Uniformity

Generates an Engine for any external service you're using in a Ruby on Rails application.

The engine should contain all your code specific to the service. Now your main application is free of an untold number of implicit dependencies. Instead, it has just one: the engine that neatly sits inside the application's folder. Ditch the service by ditching only the engine. Never wonder where any change in relation to the service should go.

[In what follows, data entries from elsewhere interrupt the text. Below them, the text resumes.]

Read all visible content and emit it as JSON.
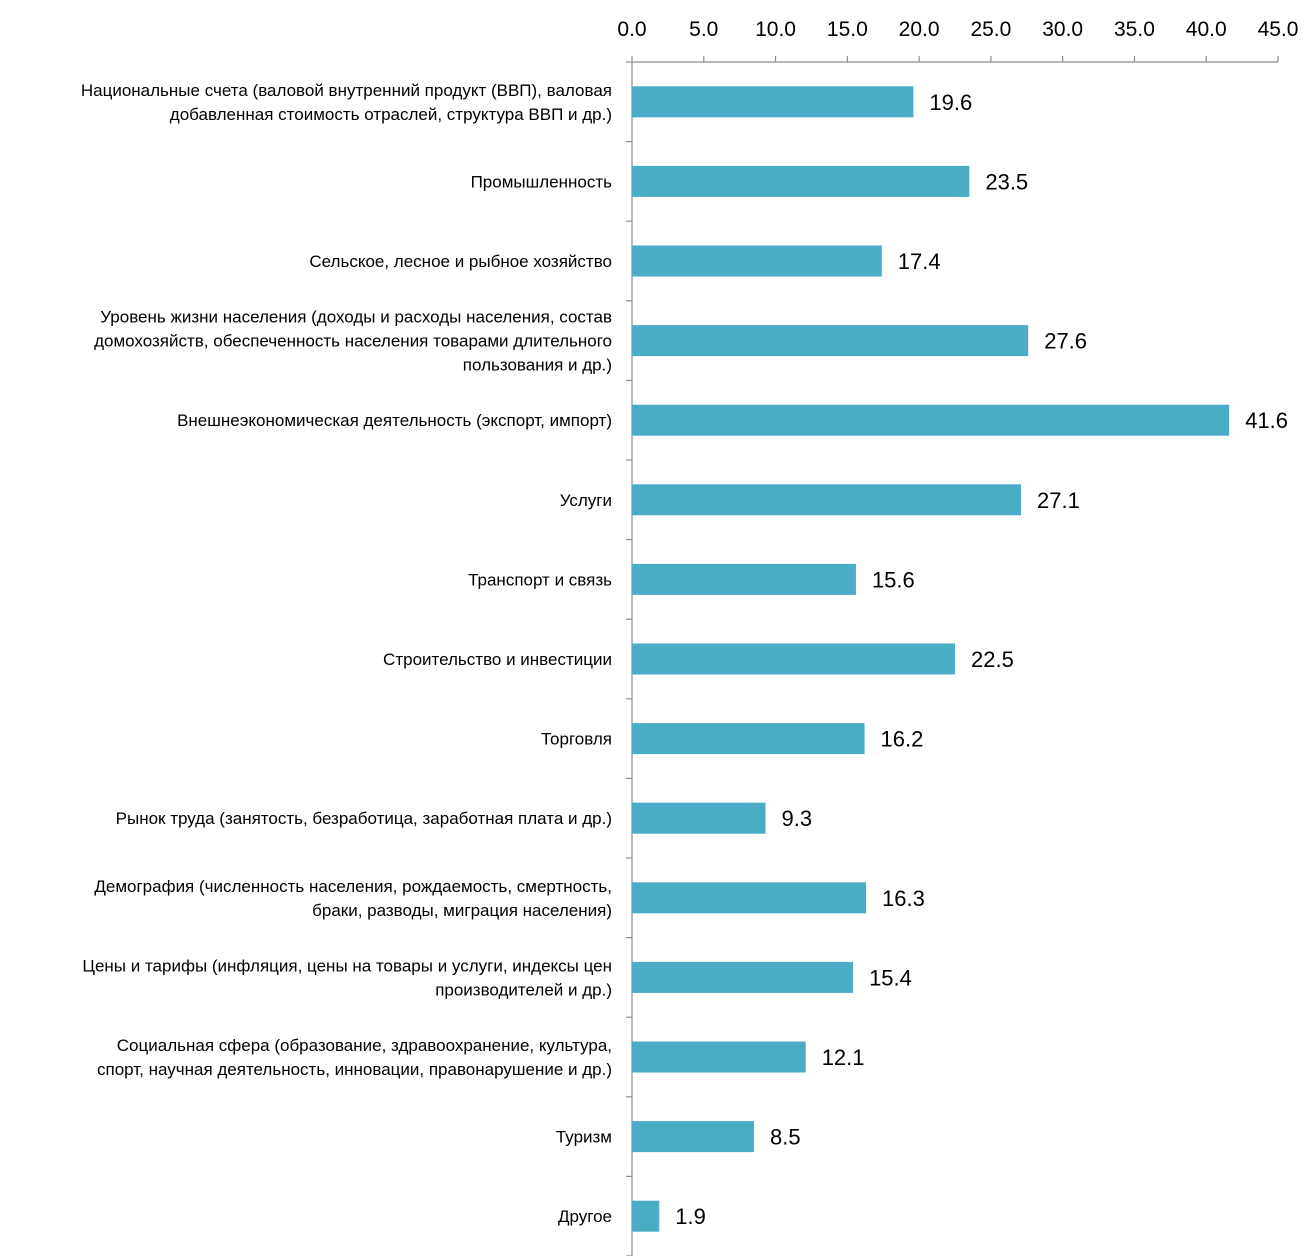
{
  "chart_data": {
    "type": "bar",
    "orientation": "horizontal",
    "title": "",
    "xlabel": "",
    "ylabel": "",
    "xlim": [
      0,
      45
    ],
    "tick_step": 5,
    "tick_labels": [
      "0.0",
      "5.0",
      "10.0",
      "15.0",
      "20.0",
      "25.0",
      "30.0",
      "35.0",
      "40.0",
      "45.0"
    ],
    "x_axis_position": "top",
    "grid": false,
    "legend": "none",
    "bar_color": "#4bacc6",
    "categories": [
      [
        "Национальные счета (валовой внутренний продукт (ВВП), валовая",
        "добавленная стоимость отраслей, структура ВВП и др.)"
      ],
      [
        "Промышленность"
      ],
      [
        "Сельское, лесное и рыбное хозяйство"
      ],
      [
        "Уровень жизни населения (доходы и расходы населения, состав",
        "домохозяйств, обеспеченность населения товарами длительного",
        "пользования и др.)"
      ],
      [
        "Внешнеэкономическая деятельность (экспорт, импорт)"
      ],
      [
        "Услуги"
      ],
      [
        "Транспорт и связь"
      ],
      [
        "Строительство и инвестиции"
      ],
      [
        "Торговля"
      ],
      [
        "Рынок труда (занятость, безработица, заработная плата и др.)"
      ],
      [
        "Демография (численность населения, рождаемость, смертность,",
        "браки, разводы, миграция населения)"
      ],
      [
        "Цены и тарифы (инфляция, цены на товары и услуги, индексы цен",
        "производителей и др.)"
      ],
      [
        "Социальная сфера (образование, здравоохранение, культура,",
        "спорт, научная деятельность, инновации, правонарушение и др.)"
      ],
      [
        "Туризм"
      ],
      [
        "Другое"
      ]
    ],
    "values": [
      19.6,
      23.5,
      17.4,
      27.6,
      41.6,
      27.1,
      15.6,
      22.5,
      16.2,
      9.3,
      16.3,
      15.4,
      12.1,
      8.5,
      1.9
    ],
    "value_labels": [
      "19.6",
      "23.5",
      "17.4",
      "27.6",
      "41.6",
      "27.1",
      "15.6",
      "22.5",
      "16.2",
      "9.3",
      "16.3",
      "15.4",
      "12.1",
      "8.5",
      "1.9"
    ]
  }
}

The beauty of this approach is that the engine behaves just a regular Rails application, with all the familiar folders for models, controllers, views, jobs, etcetera. The generated engine is namespaced so that it never clashes with any official Gem provided by the service. It also follows best practices so you don't have to.

Installation

Add this line to your application's Gemfile:

gem 'uniformity', group: :development

And then execute:

$ bundle

Usage

Imagine you want to use the fictional external service Space Babies. Run this command:

rails generate uniformity:space_babies

Put all the code using this service in the engines/space_babies directory. Use any Rails design pattern you need. A few empty classes using the correct namespace are generated for you as a starting point.

Dependencies

If your code depends on a gem, put those in the engine's gemspec and not in your main app. Make sure your main app has just the one dependency on the engine.

After generatin', you can remove Uniformity from your Gemfile if you want. The generated engine has no dependencies whatsoever, outside from Rails. There is no harm in leaving Uniformity enabled either, since it has no run-time code.

Contributing

This project is intended to be a safe, welcoming space for collaboration, and contributors are expected to adhere to the code of conduct.

Bug reports and pull requests are welcome on GitHub at https://github.com/spacebabies/uniformity.

After checking out the repo, run bin/setup to install dependencies. Then, run rake spec to run the tests. You can also run bin/console for an interactive prompt that will allow you to experiment.

To install this gem onto your local machine, run bundle exec rake install. To release a new version, update the version number in version.rb, and then run bundle exec rake release, which will create a git tag for the version, push git commits and tags, and push the .gem file to rubygems.org.

License

The gem is available as open source under the terms of the MIT License.